Öncelikle, “69 yıldır bu mesleği yapan” bir gazeteci olarak, “böyle bir geceyi bize yaşatan” Cemiyetimiz Başkan, yönetici ve görevlilerine teşekkür eder, şükranlarımı sunarım.

Başkanımız Dilek Gappi, “İzmir basını aydınlanma ve demokrasi mücadelesinde öncüdür. Ağır sıkıntılara maruz kalsak da kimi zaman ağır bedeller ödesek de vazgeçmiyoruz. 78 yıldır dimdik ayaktaysak; emek verenler, bağımsızlık yolundan dönmeyenler sayesindedir. 78 yıldır ayaktaysak, Cemiyetimize başkanlık yapmış birbirinden değerli isimler, yönetim kurullarında görev alan değerlerimiz ve ‘Cemiyet’ deyince gözleri parlayan üyelerimiz sayesindedir” derken ne kadar haklı idi. 
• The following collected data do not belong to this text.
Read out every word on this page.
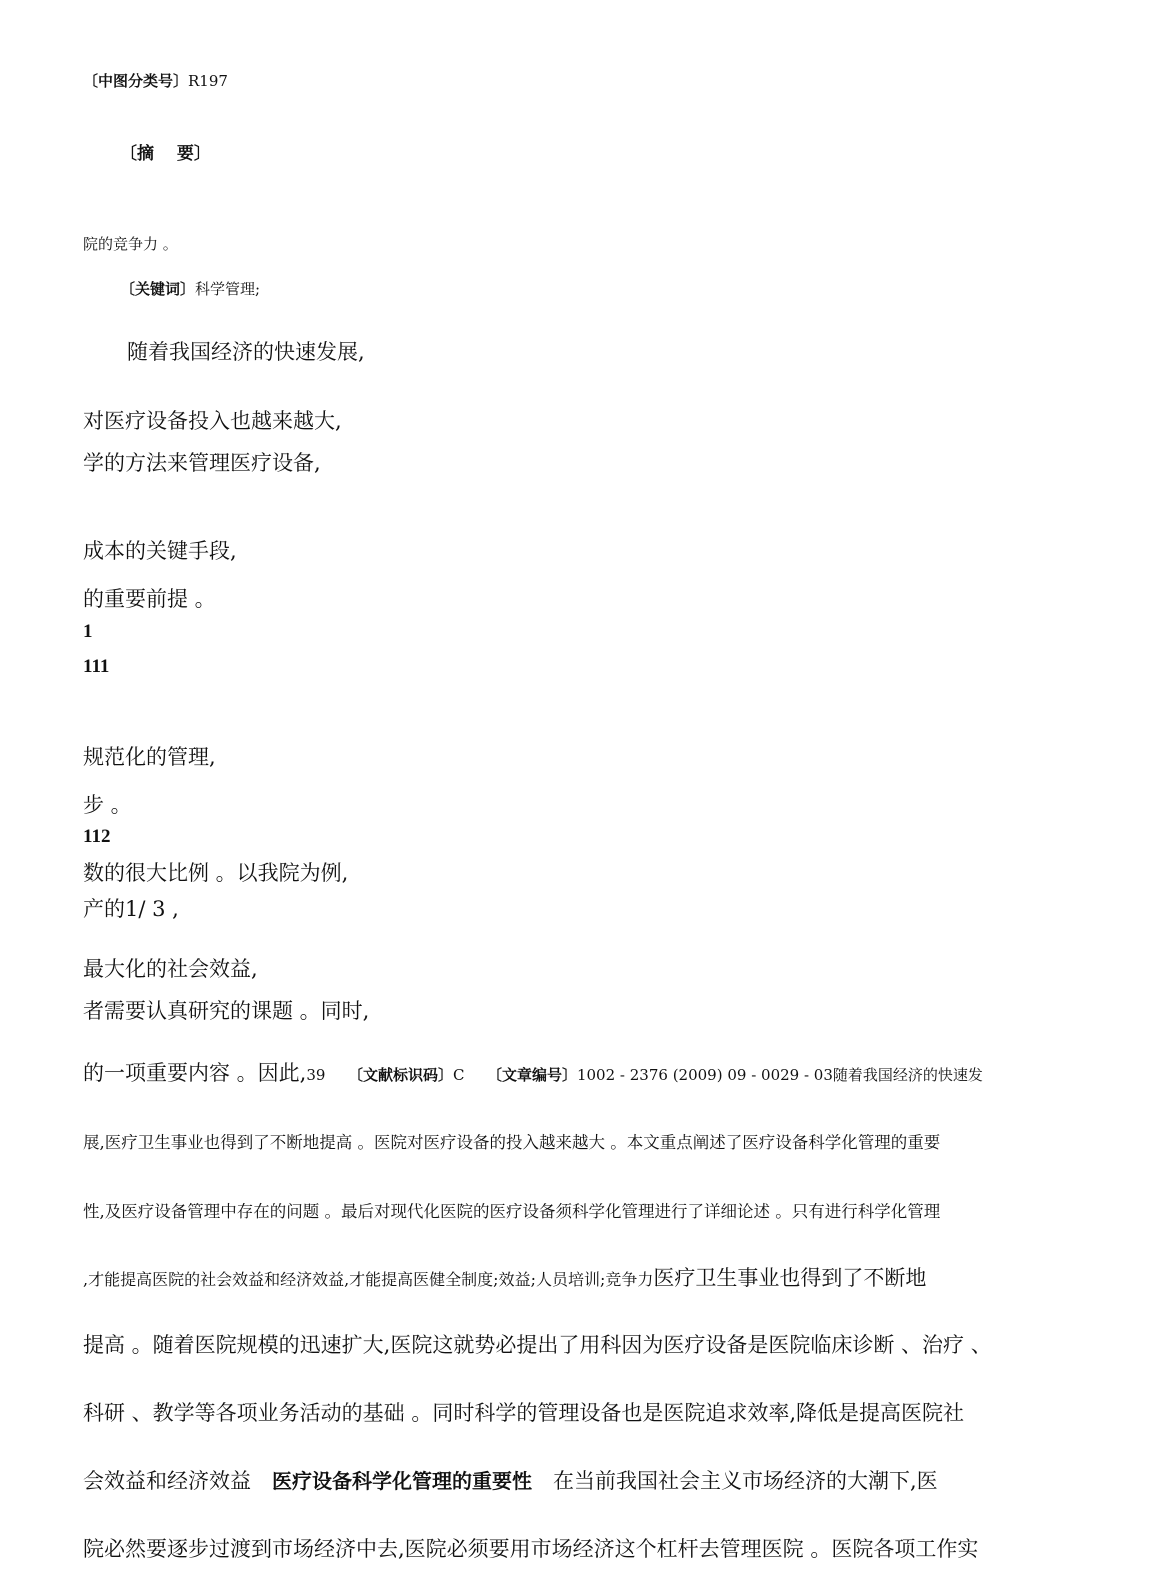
〔中图分类号〕R197
〔摘　 要〕
院的竞争力 。
〔关键词〕科学管理;
随着我国经济的快速发展,
对医疗设备投入也越来越大,
学的方法来管理医疗设备,
成本的关键手段,
的重要前提 。
1
111
规范化的管理,
步 。
112
数的很大比例 。以我院为例,
产的1/ 3 ,
最大化的社会效益,
者需要认真研究的课题 。同时,
的一项重要内容 。因此,39　　〔文献标识码〕C　　〔文章编号〕1002 - 2376 (2009) 09 - 0029 - 03随着我国经济的快速发
展,医疗卫生事业也得到了不断地提高 。医院对医疗设备的投入越来越大 。本文重点阐述了医疗设备科学化管理的重要
性,及医疗设备管理中存在的问题 。最后对现代化医院的医疗设备须科学化管理进行了详细论述 。只有进行科学化管理
,才能提高医院的社会效益和经济效益,才能提高医健全制度;效益;人员培训;竞争力医疗卫生事业也得到了不断地
提高 。随着医院规模的迅速扩大,医院这就势必提出了用科因为医疗设备是医院临床诊断 、治疗 、
科研 、教学等各项业务活动的基础 。同时科学的管理设备也是医院追求效率,降低是提高医院社
会效益和经济效益　医疗设备科学化管理的重要性　在当前我国社会主义市场经济的大潮下,医
院必然要逐步过渡到市场经济中去,医院必须要用市场经济这个杠杆去管理医院 。医院各项工作实
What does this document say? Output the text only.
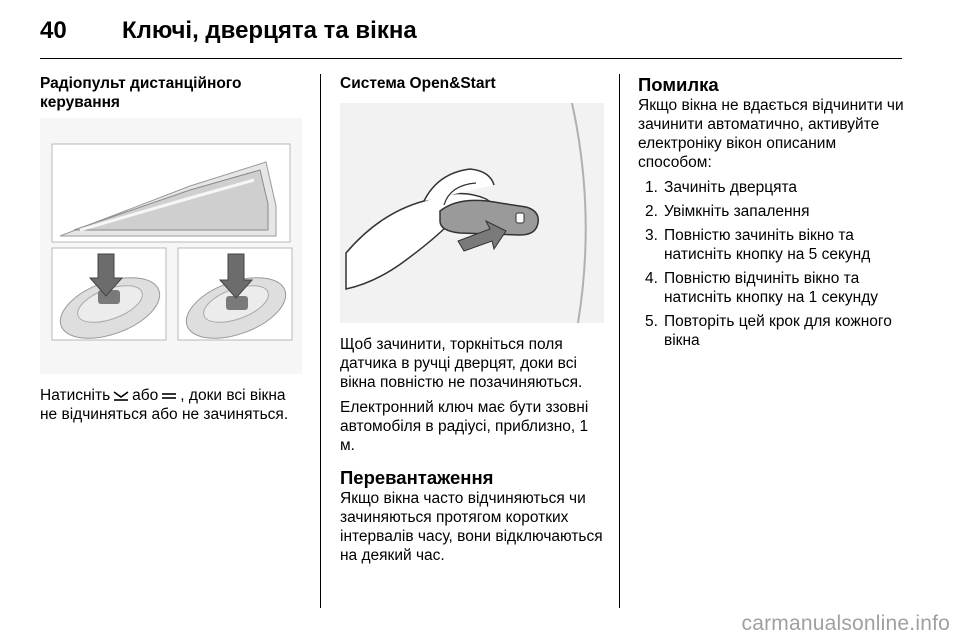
40 Ключі, дверцята та вікна
Радіопульт дистанційного керування

Натисніть або , доки всі вікна не відчиняться або не зачиняться.

Система Open&Start

Щоб зачинити, торкніться поля датчика в ручці дверцят, доки всі вікна повністю не позачиняються.

Електронний ключ має бути ззовні автомобіля в радіусі, приблизно, 1 м.

Перевантаження

Якщо вікна часто відчиняються чи зачиняються протягом коротких інтервалів часу, вони відключаються на деякий час.

Помилка

Якщо вікна не вдається відчинити чи зачинити автоматично, активуйте електроніку вікон описаним способом:

1. Зачиніть дверцята
2. Увімкніть запалення
3. Повністю зачиніть вікно та натисніть кнопку на 5 секунд
4. Повністю відчиніть вікно та натисніть кнопку на 1 секунду
5. Повторіть цей крок для кожного вікна
carmanualsonline.info
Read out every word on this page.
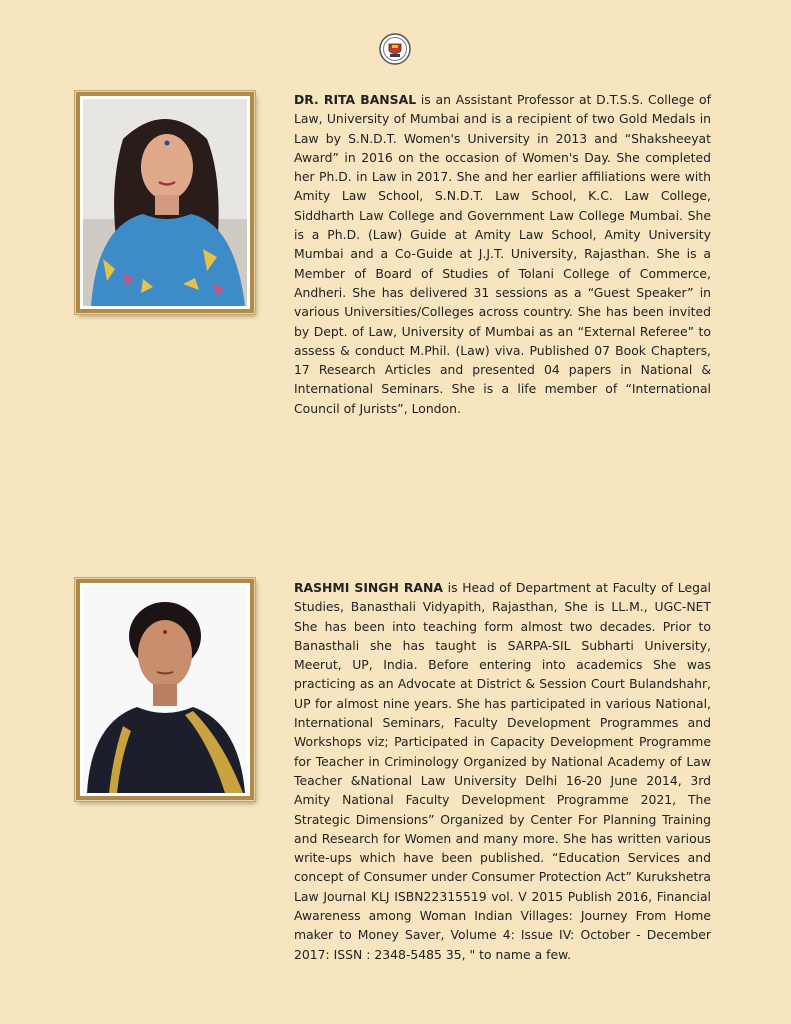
DR. RITA BANSAL is an Assistant Professor at D.T.S.S. College of Law, University of Mumbai and is a recipient of two Gold Medals in Law by S.N.D.T. Women's University in 2013 and “Shaksheeyat Award” in 2016 on the occasion of Women's Day. She completed her Ph.D. in Law in 2017. She and her earlier affiliations were with Amity Law School, S.N.D.T. Law School, K.C. Law College, Siddharth Law College and Government Law College Mumbai. She is a Ph.D. (Law) Guide at Amity Law School, Amity University Mumbai and a Co-Guide at J.J.T. University, Rajasthan. She is a Member of Board of Studies of Tolani College of Commerce, Andheri. She has delivered 31 sessions as a “Guest Speaker” in various Universities/Colleges across country. She has been invited by Dept. of Law, University of Mumbai as an “External Referee” to assess & conduct M.Phil. (Law) viva. Published 07 Book Chapters, 17 Research Articles and presented 04 papers in National & International Seminars. She is a life member of “International Council of Jurists”, London.

RASHMI SINGH RANA is Head of Department at Faculty of Legal Studies, Banasthali Vidyapith, Rajasthan, She is LL.M., UGC-NET She has been into teaching form almost two decades. Prior to Banasthali she has taught is SARPA-SIL Subharti University, Meerut, UP, India. Before entering into academics She was practicing as an Advocate at District & Session Court Bulandshahr, UP for almost nine years. She has participated in various National, International Seminars, Faculty Development Programmes and Workshops viz; Participated in Capacity Development Programme for Teacher in Criminology Organized by National Academy of Law Teacher &National Law University Delhi 16-20 June 2014, 3rd Amity National Faculty Development Programme 2021, The Strategic Dimensions” Organized by Center For Planning Training and Research for Women and many more. She has written various write-ups which have been published. “Education Services and concept of Consumer under Consumer Protection Act” Kurukshetra Law Journal KLJ ISBN22315519 vol. V 2015 Publish 2016, Financial Awareness among Woman Indian Villages: Journey From Home maker to Money Saver, Volume 4: Issue IV: October - December 2017: ISSN : 2348-5485 35, " to name a few.
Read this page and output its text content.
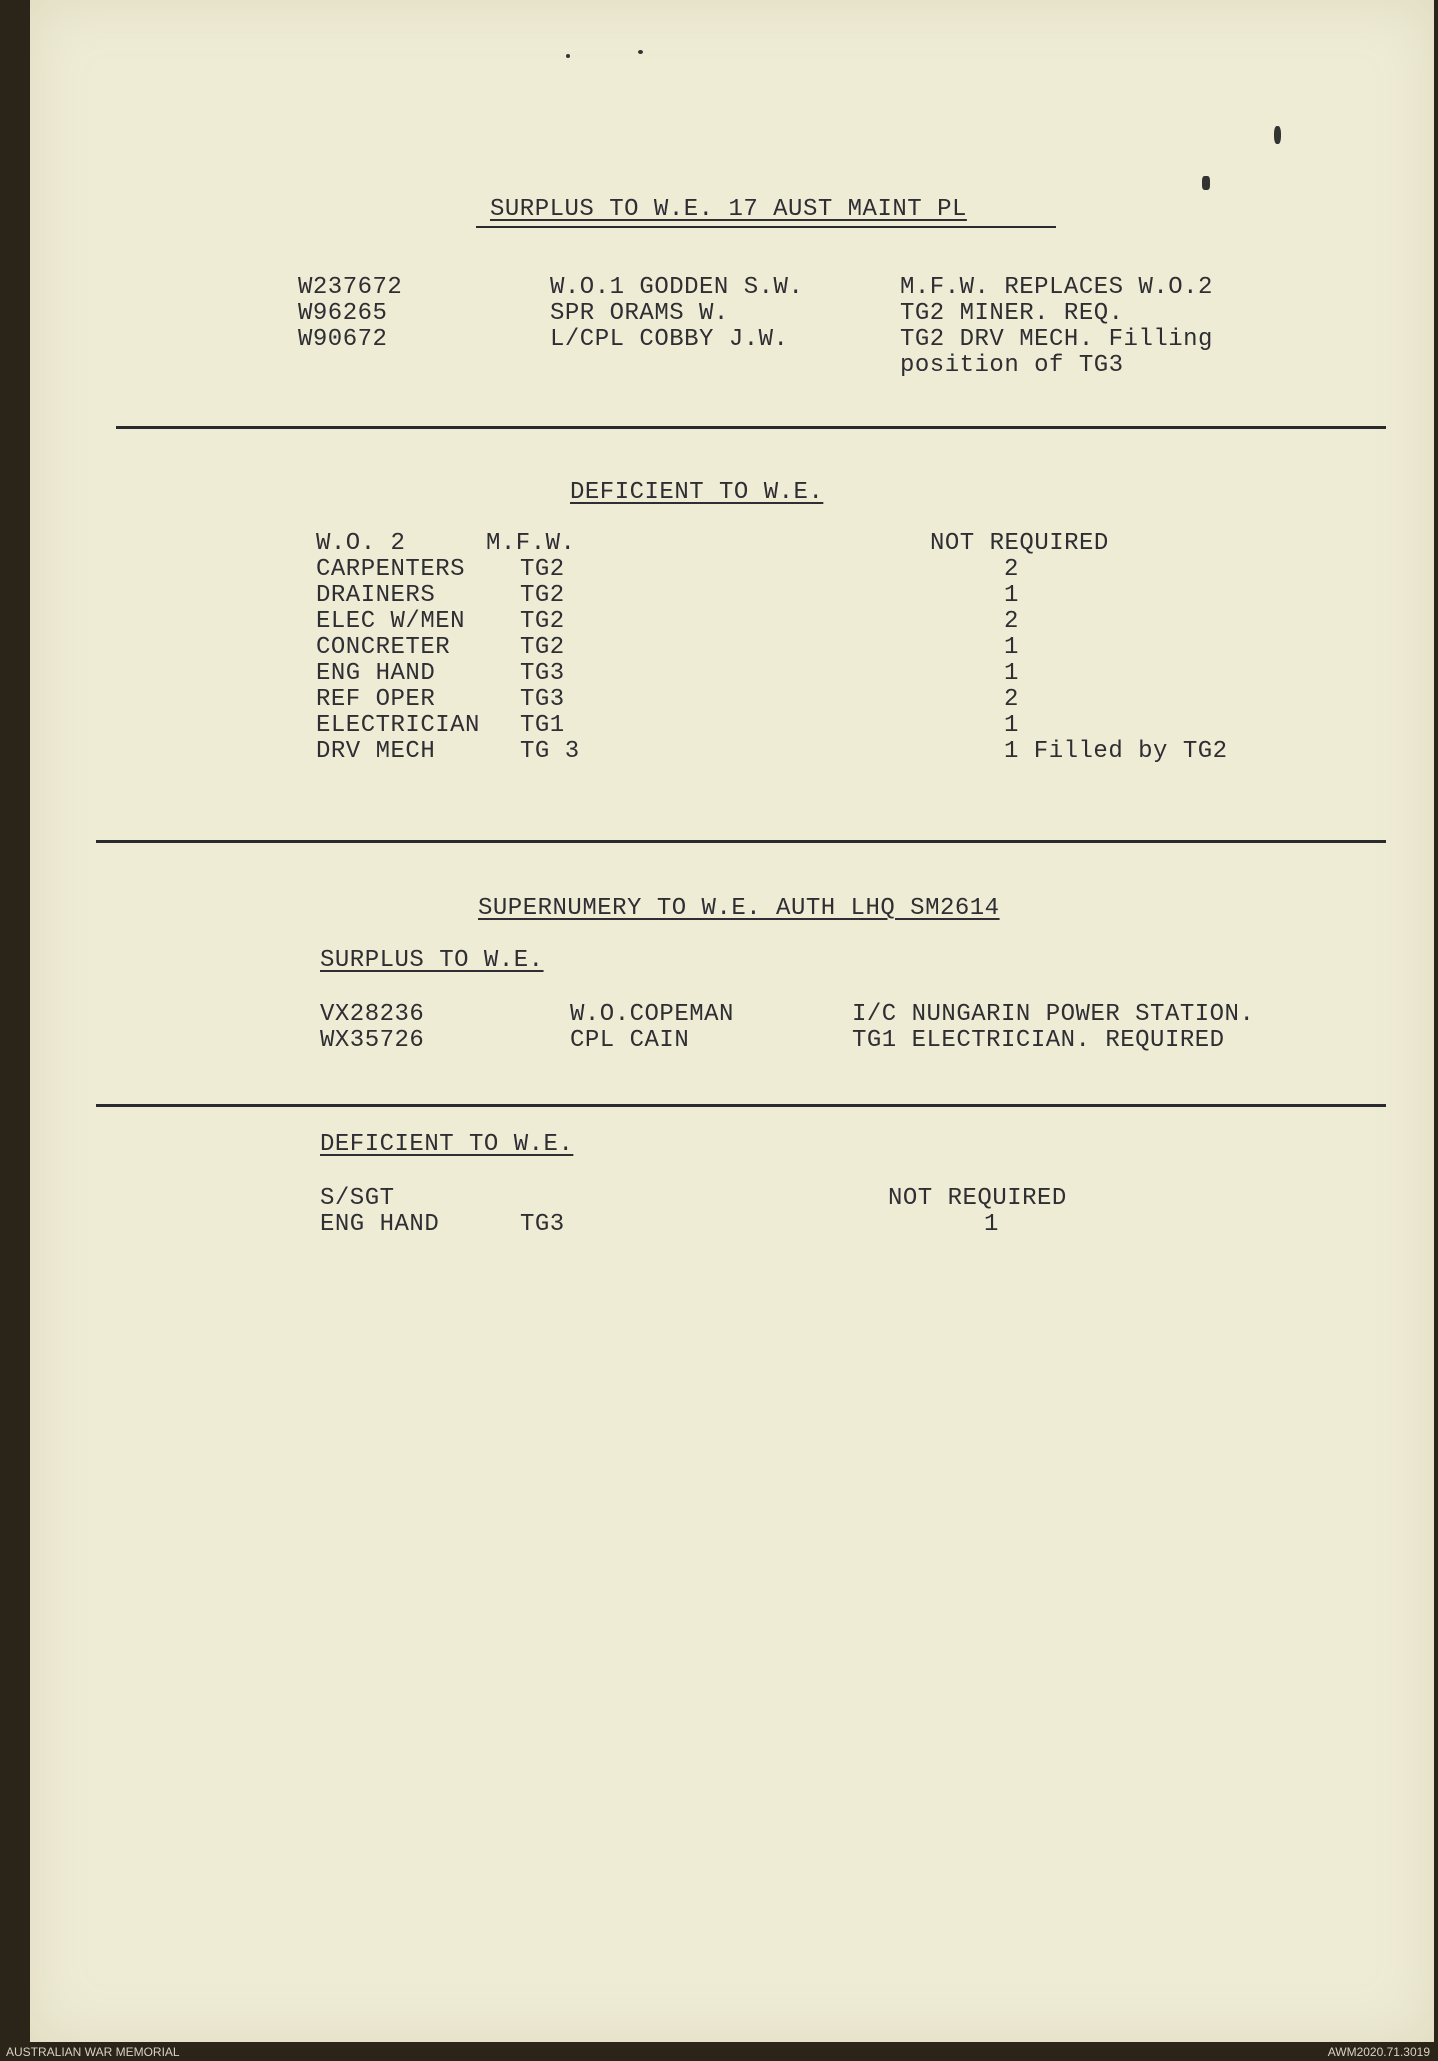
SURPLUS TO W.E. 17 AUST MAINT PL
W237672	W.O.1 GODDEN S.W.	M.F.W. REPLACES W.O.2
W96265	SPR ORAMS W.	TG2 MINER. REQ.
W90672	L/CPL COBBY J.W.	TG2 DRV MECH. Filling
position of TG3
DEFICIENT TO W.E.
W.O. 2	M.F.W.	NOT REQUIRED
CARPENTERS TG2	2
DRAINERS	TG2	1
ELEC W/MEN TG2	2
CONCRETER	TG2	1
ENG HAND	TG3	1
REF OPER	TG3	2
ELECTRICIAN TG1	1
DRV MECH	TG 3	1 Filled by TG2
SUPERNUMERY TO W.E. AUTH LHQ SM2614
SURPLUS TO W.E.
VX28236	W.O.COPEMAN	I/C NUNGARIN POWER STATION.
WX35726	CPL CAIN	TG1 ELECTRICIAN. REQUIRED
DEFICIENT TO W.E.
S/SGT	NOT REQUIRED
ENG HAND	TG3	1
AUSTRALIAN WAR MEMORIAL	AWM2020.71.3019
Bugünleri anlatırken, “Gerçeği arayıp, doğruları yayınlamanın bedeli çok ağır” diyerek, tutuklu olan 24 gazeteciyi hatırlattı ve “Basın değil, demokrasi tutuklu” ifadesiyle, salonun tümünden alkış aldı.

“Özgür haberciliğin yıkılmaz kalesi olmaya devam edeceğiz” sözünü de veren Başkanımız “Bir ülkenin demokratik kalitesini basınının kalitesi ve gerçeğe saygı belirler” derken de çok haklıydı.

İşte “burada” durayım ve Başkanımızın “saygı” sözünün altını çizerek, o gecenin “olumsuz ‘tek’ görüntüsünün ne kadar acı verici” olduğunu anlatayım.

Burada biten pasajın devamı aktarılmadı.